真っ暗な部屋の中、スマホの明かりだけが淡く光ってる。


「あ…」


『少し落ち着けよ』


口に出してしまっていた事をランドール様に指摘され画面の向こう側の彼に曖昧に微笑って見せた。


「ごめんなさい、つい考えこんでしまって…」


『…見てれば分かる。混乱する気持ちも分かるが少し落ち着け。もう終わった事だ』


「終わったこと…」


そう、確かに終わった事であり、そもそも私はつい最近までランドール様の事でさえ全く知らなかったのに。

急にそんな事考えたって何もならない。

だけど…。


「今の私、すごく幸せなんです。ランドール様に出会えて。初めは戸惑っていたけど、ランドール様の事を思い出す度にこうしてランドール様と過ごせる毎日がとても幸せなんです、だから…」


もう過ぎた事で今更何を言っても何をしても何を考えても仕方の無い事だが。


「ランドール様には幸せでいて欲しいから。あの頃のランドール様がどうしてそんな事になってしまったのか…私は知りたい」


顎に置いてた長い指を私の方に向けると、はぁーと深く息を吐いたランドール様は眼を伏せて口を開けた。


『お前がどう思おうと、あの頃も今も俺が好きな女はお前だけだ』


ランドール様がまっすぐ私を見詰めて言ってれる。

ああ、大好きなシルバーグレイの瞳が私の心を捉えて離さない。

嬉しくてくすぐったい。

その言葉だけで生きていけます!


『確かに、自分で言うのも何だがあの頃の自分は敵が多かったな。
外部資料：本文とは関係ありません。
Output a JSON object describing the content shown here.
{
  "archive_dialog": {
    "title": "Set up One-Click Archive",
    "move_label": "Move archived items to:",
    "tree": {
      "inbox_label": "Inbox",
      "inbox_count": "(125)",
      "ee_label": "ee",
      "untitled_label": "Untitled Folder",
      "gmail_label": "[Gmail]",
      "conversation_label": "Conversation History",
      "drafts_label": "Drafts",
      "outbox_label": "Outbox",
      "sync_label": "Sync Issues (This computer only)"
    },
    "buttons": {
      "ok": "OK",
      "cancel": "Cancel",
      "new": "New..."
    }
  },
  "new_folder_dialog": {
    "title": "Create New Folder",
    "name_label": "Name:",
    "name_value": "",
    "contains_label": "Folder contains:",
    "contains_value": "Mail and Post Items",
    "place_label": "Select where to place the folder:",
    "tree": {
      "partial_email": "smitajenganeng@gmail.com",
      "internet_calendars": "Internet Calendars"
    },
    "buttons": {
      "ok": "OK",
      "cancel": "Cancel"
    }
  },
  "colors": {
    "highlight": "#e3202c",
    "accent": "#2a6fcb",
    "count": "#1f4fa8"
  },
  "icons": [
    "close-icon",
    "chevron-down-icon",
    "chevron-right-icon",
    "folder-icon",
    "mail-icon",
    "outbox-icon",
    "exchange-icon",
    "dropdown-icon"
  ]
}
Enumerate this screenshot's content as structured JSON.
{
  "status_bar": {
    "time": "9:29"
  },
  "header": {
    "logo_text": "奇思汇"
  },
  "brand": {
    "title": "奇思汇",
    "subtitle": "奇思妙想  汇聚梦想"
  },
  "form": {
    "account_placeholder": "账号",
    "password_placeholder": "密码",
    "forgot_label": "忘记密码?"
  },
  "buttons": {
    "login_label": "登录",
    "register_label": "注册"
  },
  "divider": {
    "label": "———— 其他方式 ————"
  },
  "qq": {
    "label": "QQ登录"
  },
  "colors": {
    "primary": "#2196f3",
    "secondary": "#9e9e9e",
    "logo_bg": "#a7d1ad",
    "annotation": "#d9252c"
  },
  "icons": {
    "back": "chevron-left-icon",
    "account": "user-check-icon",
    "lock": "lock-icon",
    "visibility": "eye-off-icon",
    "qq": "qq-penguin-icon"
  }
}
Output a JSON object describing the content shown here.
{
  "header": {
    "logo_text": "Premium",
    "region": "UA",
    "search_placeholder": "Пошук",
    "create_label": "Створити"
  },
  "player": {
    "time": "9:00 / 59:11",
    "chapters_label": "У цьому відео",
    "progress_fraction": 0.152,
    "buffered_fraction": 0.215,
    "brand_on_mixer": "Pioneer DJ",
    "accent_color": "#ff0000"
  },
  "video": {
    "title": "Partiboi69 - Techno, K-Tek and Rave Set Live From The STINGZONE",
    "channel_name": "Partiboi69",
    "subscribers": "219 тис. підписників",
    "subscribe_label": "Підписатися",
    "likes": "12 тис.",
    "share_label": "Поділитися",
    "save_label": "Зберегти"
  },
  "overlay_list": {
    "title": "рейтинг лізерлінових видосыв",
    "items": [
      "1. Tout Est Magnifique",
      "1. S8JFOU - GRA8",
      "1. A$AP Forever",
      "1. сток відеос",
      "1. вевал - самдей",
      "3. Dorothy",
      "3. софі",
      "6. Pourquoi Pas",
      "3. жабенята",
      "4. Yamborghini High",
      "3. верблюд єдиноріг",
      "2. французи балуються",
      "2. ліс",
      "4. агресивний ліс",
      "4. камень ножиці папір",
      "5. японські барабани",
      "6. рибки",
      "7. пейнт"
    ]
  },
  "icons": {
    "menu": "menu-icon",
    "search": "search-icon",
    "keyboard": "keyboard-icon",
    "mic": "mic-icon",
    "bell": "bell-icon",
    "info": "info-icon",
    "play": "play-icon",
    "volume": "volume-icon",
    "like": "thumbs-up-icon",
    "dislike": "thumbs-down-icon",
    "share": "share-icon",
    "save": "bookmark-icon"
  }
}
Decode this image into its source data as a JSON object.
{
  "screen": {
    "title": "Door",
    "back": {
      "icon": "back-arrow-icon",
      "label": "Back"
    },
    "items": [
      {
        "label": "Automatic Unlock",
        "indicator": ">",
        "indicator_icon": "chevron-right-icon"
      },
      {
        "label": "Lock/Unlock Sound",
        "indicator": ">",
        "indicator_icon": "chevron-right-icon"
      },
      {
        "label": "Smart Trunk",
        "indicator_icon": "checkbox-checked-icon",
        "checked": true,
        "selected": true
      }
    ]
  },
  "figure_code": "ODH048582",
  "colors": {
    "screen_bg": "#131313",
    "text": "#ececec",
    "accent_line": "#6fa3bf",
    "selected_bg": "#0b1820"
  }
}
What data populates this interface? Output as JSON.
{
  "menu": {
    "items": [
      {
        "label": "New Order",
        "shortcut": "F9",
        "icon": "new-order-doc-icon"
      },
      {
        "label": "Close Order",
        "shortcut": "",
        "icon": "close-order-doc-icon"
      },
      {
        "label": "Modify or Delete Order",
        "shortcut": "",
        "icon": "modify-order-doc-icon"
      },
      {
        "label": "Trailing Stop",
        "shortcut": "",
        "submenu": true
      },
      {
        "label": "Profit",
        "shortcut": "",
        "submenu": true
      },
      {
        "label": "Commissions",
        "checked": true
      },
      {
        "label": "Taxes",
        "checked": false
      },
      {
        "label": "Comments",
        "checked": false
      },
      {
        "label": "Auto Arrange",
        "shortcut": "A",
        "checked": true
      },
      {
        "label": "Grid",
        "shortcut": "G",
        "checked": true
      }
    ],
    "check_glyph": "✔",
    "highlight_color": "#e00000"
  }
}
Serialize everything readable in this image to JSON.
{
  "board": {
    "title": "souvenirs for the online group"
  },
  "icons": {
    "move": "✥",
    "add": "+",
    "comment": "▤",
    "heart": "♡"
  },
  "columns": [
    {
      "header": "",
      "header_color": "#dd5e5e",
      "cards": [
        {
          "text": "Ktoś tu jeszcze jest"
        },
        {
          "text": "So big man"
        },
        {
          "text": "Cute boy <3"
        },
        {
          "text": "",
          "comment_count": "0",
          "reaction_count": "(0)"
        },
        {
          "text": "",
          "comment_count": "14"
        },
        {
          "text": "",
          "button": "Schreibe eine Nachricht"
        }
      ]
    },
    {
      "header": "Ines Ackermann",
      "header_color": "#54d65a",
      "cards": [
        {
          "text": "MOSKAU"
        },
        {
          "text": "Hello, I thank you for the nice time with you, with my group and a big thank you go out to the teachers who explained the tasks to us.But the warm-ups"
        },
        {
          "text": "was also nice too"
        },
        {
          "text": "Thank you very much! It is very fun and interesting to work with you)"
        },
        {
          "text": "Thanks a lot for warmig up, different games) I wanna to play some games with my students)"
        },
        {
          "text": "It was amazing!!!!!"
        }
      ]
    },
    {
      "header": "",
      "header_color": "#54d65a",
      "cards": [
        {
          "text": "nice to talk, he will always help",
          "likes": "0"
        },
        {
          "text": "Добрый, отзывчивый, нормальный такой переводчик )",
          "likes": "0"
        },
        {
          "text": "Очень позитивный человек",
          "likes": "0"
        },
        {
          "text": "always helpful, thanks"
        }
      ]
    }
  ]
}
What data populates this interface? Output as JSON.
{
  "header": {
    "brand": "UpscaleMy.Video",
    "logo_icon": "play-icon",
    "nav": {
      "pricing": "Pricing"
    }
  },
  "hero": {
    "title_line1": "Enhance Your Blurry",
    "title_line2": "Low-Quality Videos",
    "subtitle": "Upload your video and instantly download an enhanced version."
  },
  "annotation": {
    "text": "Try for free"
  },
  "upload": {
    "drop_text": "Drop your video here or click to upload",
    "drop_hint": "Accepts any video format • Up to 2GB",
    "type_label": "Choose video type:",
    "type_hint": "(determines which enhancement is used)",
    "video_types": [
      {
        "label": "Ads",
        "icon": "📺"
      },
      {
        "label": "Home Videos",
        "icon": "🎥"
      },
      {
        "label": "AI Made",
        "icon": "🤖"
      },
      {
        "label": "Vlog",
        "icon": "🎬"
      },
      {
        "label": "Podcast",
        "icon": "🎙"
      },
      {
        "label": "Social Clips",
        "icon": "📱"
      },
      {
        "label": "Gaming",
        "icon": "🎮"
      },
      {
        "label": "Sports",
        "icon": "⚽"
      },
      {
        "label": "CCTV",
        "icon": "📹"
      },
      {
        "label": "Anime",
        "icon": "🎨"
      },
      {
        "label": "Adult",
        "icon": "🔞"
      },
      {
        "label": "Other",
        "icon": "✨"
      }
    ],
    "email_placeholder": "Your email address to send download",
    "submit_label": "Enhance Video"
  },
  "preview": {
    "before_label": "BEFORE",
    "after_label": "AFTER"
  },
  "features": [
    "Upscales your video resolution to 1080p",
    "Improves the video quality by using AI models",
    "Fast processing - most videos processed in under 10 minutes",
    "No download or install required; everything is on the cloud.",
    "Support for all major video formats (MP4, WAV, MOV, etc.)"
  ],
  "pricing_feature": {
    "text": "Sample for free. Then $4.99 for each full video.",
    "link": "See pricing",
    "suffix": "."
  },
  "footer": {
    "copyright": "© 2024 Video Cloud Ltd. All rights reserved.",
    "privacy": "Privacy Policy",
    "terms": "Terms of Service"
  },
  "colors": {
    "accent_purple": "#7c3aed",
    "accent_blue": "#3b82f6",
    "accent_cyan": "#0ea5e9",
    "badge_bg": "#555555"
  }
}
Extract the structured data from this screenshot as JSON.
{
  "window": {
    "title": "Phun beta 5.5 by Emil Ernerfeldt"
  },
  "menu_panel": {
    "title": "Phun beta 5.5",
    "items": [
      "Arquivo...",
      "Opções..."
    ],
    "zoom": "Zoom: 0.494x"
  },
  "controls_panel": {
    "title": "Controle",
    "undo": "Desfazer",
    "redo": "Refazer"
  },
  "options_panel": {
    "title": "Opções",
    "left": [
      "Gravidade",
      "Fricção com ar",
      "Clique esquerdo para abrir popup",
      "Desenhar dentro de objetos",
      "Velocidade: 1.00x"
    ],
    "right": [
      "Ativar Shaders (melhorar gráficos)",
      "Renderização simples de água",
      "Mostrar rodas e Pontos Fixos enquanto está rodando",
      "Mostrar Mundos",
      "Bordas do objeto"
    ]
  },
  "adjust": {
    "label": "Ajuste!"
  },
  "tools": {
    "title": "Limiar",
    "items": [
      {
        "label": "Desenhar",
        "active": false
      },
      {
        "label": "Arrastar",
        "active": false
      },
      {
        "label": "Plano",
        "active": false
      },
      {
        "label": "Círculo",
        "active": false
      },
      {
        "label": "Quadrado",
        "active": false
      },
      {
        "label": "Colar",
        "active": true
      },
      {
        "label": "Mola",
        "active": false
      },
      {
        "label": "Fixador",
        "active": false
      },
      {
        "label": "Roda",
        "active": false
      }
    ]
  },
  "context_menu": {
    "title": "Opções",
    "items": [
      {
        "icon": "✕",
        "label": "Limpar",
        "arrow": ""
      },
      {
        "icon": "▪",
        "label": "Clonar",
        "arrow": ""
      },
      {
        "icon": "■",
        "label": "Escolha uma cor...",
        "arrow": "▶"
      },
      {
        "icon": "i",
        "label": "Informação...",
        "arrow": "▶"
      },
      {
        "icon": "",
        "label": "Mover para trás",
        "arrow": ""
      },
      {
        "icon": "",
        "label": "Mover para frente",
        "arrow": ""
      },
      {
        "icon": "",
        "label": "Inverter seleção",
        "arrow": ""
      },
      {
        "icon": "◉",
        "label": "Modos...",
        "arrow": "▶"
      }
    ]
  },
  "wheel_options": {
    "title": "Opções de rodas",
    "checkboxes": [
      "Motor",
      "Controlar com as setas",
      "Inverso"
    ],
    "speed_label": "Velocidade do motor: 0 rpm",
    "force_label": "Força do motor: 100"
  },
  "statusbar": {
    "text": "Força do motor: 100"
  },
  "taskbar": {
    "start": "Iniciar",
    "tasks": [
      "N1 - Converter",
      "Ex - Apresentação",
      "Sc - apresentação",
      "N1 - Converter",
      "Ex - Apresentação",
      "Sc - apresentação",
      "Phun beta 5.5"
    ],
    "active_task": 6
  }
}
笑えるよな、オレを殺したところで手に入る偽物の幸せのために今ある本当の幸せを手放す事を躊躇しないやり方には理解できないが』


ランドール様のお言葉通り、当人の気持ちなんて全く考えず、ただ目に見えるきらびやかな生活こそが幸福と言う形だと思い、そんな相手を妬み、邪な考えを生んでしまう。


『それより、お前の方は大丈夫なのか?』


ランドール様の暗殺などと言う話しから忘れていたが、私には気がかりな事があった。

サンティエ様の事だ。

サンティエ様に監禁されていた私は一体どうなったんだろう?

サンティエ様?サンティエ様と言えば彼も義兄であるが腹違いのランドール様に少なからず恨みを持っていてもおかしくない。

一体誰が…。

その言葉が私の頭の中で延々にぐるぐると回っていた。